Höchstleistung wird möglich durch Führung hin zur Selbstorganisation.

Carolin Diekmann

… seit Januar 2019 bei V&S. Begann ihren beruflichen Werdegang als Projektingenieurin in der Nahrungsmittelindustrie, leitete verfahrenstechnische Projekte im In- und Ausland. Über ein berufsbegleitendes Masterstudium kam sie auf die Spur der Selbstorganisation und muss seither ihre Begeisterung für diese Arbeits- und Lebenseinstellung teilen.
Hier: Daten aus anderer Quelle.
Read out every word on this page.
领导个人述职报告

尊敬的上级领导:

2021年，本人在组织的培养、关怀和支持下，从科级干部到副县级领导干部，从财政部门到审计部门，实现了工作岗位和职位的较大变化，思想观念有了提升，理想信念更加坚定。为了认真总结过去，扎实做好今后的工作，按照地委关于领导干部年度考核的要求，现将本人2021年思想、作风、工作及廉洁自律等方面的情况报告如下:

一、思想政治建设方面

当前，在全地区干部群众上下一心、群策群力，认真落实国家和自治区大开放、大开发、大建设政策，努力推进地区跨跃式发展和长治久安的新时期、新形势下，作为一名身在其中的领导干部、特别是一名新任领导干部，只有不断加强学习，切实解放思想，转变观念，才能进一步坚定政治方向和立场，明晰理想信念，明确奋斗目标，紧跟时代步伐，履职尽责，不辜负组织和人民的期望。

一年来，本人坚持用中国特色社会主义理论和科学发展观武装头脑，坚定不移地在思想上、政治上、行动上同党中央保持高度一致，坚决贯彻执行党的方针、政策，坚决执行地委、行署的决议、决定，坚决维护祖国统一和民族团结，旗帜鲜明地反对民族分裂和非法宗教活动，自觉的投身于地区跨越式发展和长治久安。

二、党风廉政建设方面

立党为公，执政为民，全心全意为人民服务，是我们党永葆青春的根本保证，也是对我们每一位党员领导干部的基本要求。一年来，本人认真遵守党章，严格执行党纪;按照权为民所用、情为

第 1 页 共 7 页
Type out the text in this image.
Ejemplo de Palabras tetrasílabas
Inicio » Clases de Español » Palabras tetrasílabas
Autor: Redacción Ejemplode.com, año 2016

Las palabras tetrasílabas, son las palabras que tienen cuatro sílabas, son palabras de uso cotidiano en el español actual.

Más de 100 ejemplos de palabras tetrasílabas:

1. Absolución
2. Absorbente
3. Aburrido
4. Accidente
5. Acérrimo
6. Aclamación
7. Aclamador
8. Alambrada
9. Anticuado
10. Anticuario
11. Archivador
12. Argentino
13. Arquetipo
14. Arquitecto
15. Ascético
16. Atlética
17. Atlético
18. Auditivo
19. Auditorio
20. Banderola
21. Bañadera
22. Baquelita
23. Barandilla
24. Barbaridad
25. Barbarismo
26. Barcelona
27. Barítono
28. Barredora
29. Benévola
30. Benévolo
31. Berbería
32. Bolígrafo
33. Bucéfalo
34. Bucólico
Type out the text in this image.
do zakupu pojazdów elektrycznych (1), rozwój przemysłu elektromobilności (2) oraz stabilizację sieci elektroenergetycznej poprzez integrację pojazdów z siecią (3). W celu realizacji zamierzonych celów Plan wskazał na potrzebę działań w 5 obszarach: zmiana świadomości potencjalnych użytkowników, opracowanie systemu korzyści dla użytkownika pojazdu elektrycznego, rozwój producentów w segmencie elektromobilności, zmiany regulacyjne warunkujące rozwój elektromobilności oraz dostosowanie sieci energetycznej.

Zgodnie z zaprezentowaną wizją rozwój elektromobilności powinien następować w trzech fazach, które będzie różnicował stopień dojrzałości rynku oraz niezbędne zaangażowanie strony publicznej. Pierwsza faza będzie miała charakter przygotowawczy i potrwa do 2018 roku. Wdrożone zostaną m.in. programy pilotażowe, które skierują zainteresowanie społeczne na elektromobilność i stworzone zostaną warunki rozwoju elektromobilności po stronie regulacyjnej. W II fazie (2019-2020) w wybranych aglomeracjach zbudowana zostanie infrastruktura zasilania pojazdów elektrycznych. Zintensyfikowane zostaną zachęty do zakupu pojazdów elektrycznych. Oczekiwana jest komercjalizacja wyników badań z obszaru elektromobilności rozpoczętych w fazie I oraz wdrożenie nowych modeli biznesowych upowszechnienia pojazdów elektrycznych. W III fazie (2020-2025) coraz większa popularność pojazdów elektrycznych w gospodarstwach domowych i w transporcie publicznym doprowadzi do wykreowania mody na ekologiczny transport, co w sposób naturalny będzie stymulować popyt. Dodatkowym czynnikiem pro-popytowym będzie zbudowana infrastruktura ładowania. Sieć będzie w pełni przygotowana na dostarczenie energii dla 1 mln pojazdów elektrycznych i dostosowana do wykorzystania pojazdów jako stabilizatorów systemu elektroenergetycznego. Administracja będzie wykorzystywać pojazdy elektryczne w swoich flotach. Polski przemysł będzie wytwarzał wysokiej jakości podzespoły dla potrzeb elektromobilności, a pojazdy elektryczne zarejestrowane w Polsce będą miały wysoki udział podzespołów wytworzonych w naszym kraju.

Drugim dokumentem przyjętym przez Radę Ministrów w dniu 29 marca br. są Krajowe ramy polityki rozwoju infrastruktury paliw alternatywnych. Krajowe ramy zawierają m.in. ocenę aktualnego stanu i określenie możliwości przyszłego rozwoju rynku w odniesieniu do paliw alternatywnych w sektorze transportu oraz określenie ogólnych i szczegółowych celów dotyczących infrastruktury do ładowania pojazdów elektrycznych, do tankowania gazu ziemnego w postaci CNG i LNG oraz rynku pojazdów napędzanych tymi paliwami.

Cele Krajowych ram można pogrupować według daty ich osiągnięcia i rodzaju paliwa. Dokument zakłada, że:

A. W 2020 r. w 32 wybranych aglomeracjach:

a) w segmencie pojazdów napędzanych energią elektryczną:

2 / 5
Ihr geht’s darum, ein Umfeld zu schaffen, in dem sich sowohl Teams als auch Einzelpersonen zu Höchstleistern entwickeln können.

„Wer komplexe Probleme mit einer Methode lösen will, der hat noch etwas zu lernen.“

Tim Comanns

… ist seit Anfang 2013 als Berater bei V&S. Der studierte Wirtschaftsingenieur beschäftigt sich seit dem Studium mit der Frage, wie eine gedeihliche Zusammenarbeit in Organisationen gestaltet werden kann. Nach seinem Berufseinstieg als Projektingenieur wechselte er zu V&S und hat dort vor allem das Thema dynamikrobustes Multiprojektmanagement aufgebaut. Ihm ist daran gelegen, Multiprojekt-Organisationen zu mehr Leistungsfähigkeit zu führen und in Schieflage geratenen Projekten zum Turnaround zu verhelfen.